De tes productions la force et la noblesse.
Peu savent en deux parts diviser l’écrivain :
Grand et sublime auteur, homme petit et vain.


CHANT TROISIÈME


LA RÉPUBLIQUE DES LETTRES


Reperies qui, ob similitudinem morum, aliena malefacta sibi objectari putent. — Tacit., Annal., lib.
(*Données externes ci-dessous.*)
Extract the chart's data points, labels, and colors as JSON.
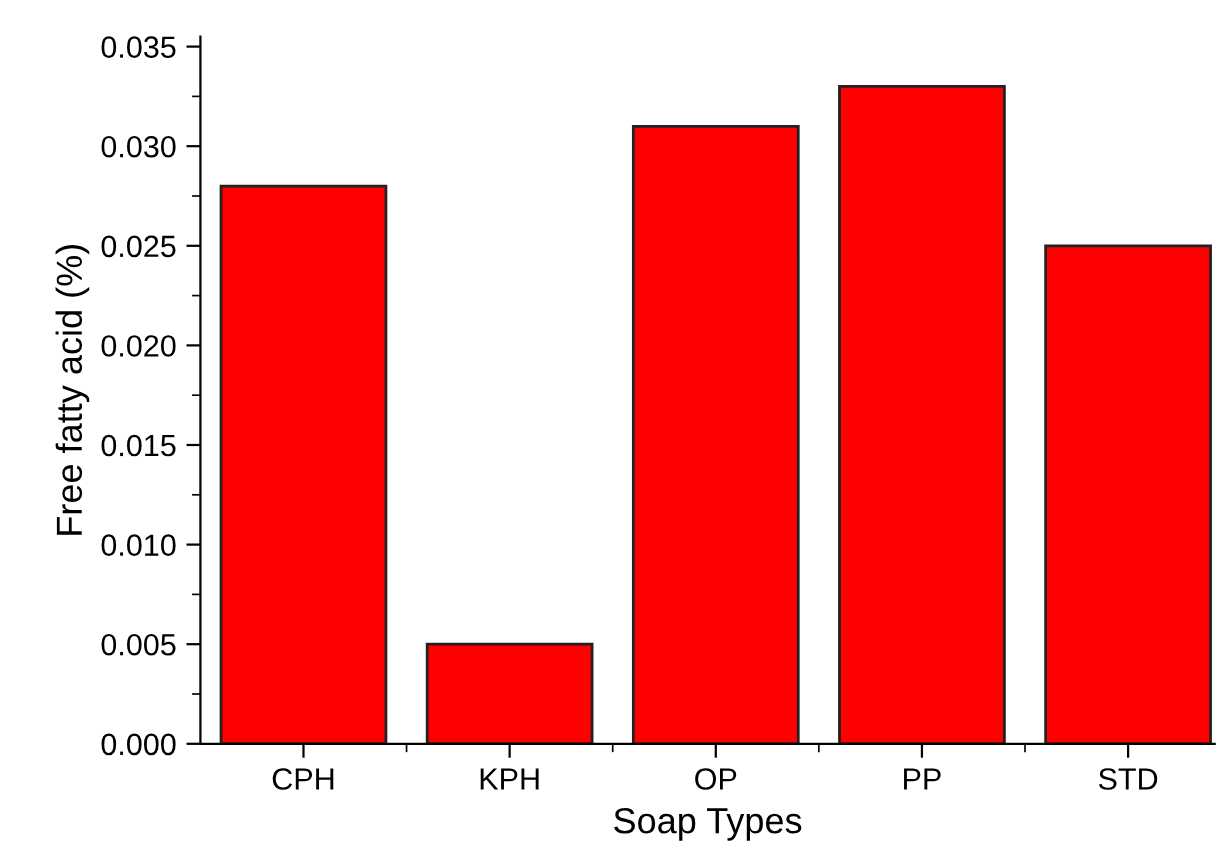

IV, cap. 33. — Si irascare, adgnita videntur, ibid., 35.


Il n’est que d’être roi pour être heureux au monde.
Bénis soient tes décrets, ô sagesse profonde !
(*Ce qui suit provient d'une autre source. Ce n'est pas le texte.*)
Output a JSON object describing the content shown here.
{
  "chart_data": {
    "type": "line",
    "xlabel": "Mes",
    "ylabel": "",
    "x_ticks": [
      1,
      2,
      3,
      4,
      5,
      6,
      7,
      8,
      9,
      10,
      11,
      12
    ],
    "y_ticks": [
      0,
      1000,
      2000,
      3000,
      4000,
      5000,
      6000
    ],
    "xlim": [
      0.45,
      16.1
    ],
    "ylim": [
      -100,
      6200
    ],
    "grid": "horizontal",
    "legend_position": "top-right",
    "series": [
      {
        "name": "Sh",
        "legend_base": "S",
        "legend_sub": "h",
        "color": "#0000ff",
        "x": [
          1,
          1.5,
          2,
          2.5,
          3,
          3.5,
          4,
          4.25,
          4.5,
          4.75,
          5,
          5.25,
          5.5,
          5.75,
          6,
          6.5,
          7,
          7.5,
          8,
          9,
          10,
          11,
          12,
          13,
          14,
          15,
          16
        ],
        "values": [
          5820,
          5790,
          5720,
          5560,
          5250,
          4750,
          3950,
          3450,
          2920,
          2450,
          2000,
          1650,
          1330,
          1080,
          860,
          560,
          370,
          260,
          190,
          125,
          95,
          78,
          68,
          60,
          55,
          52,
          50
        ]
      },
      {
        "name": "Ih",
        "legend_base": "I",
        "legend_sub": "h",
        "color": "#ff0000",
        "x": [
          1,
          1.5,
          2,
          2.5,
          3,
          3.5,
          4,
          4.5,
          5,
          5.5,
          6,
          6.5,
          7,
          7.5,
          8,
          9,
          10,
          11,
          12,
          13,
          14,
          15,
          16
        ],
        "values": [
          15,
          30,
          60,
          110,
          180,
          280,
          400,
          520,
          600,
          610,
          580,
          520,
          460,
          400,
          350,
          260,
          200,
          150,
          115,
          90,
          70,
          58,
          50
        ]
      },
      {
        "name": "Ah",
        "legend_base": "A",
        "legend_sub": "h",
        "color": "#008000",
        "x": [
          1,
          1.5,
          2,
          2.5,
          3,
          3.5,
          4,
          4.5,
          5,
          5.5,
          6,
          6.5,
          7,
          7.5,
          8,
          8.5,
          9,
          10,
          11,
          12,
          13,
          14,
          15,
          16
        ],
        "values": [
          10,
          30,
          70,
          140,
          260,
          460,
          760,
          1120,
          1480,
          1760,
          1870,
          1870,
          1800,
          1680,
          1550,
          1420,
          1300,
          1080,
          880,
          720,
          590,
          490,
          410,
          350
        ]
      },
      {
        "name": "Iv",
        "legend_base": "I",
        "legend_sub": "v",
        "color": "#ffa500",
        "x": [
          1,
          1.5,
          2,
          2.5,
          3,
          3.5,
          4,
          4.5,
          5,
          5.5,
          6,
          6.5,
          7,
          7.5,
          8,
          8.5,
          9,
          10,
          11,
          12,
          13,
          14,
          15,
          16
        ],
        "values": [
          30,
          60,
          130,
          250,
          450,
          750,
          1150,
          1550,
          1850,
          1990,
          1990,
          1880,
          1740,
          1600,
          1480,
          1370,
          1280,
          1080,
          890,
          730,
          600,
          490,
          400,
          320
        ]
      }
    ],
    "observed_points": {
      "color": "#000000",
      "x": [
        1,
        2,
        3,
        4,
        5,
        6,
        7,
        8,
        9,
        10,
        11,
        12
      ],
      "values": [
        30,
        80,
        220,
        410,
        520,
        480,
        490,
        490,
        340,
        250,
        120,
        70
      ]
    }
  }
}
Qui me voulus heureux, et, prodigue envers moi,
M’as fait dans mon asile et mon maître et mon roi.
Mon Louvre est sous le toit, sur ma tête il s’abaisse.
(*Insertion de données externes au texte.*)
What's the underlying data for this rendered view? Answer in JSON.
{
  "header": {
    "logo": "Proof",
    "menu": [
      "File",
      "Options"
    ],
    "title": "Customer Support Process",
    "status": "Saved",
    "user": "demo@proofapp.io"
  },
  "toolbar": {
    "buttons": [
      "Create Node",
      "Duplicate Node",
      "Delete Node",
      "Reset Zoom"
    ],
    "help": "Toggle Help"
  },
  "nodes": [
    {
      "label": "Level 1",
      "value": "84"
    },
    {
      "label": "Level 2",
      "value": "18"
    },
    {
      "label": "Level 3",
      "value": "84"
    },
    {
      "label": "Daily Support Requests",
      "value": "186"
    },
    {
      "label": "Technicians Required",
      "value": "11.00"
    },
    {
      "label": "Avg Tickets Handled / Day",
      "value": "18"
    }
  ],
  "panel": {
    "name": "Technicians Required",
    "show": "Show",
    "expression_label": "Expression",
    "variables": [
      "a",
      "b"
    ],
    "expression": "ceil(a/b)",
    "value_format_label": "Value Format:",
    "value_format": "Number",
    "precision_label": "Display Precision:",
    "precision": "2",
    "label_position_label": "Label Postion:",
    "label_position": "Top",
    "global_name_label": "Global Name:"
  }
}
De ses premiers regards l’orient le caresse.
Lit, sièges, table y sont portant de toutes parts
Livres, dessins, crayons, confusément épars.
Là, je dors, chante, lis, pleure, étudie et pense.
Là, dans un calme pur, je médite en silence
Ce qu’un jour je veux être ; et, seul à m’applaudir,
Je sème la moisson que je veux recueillir.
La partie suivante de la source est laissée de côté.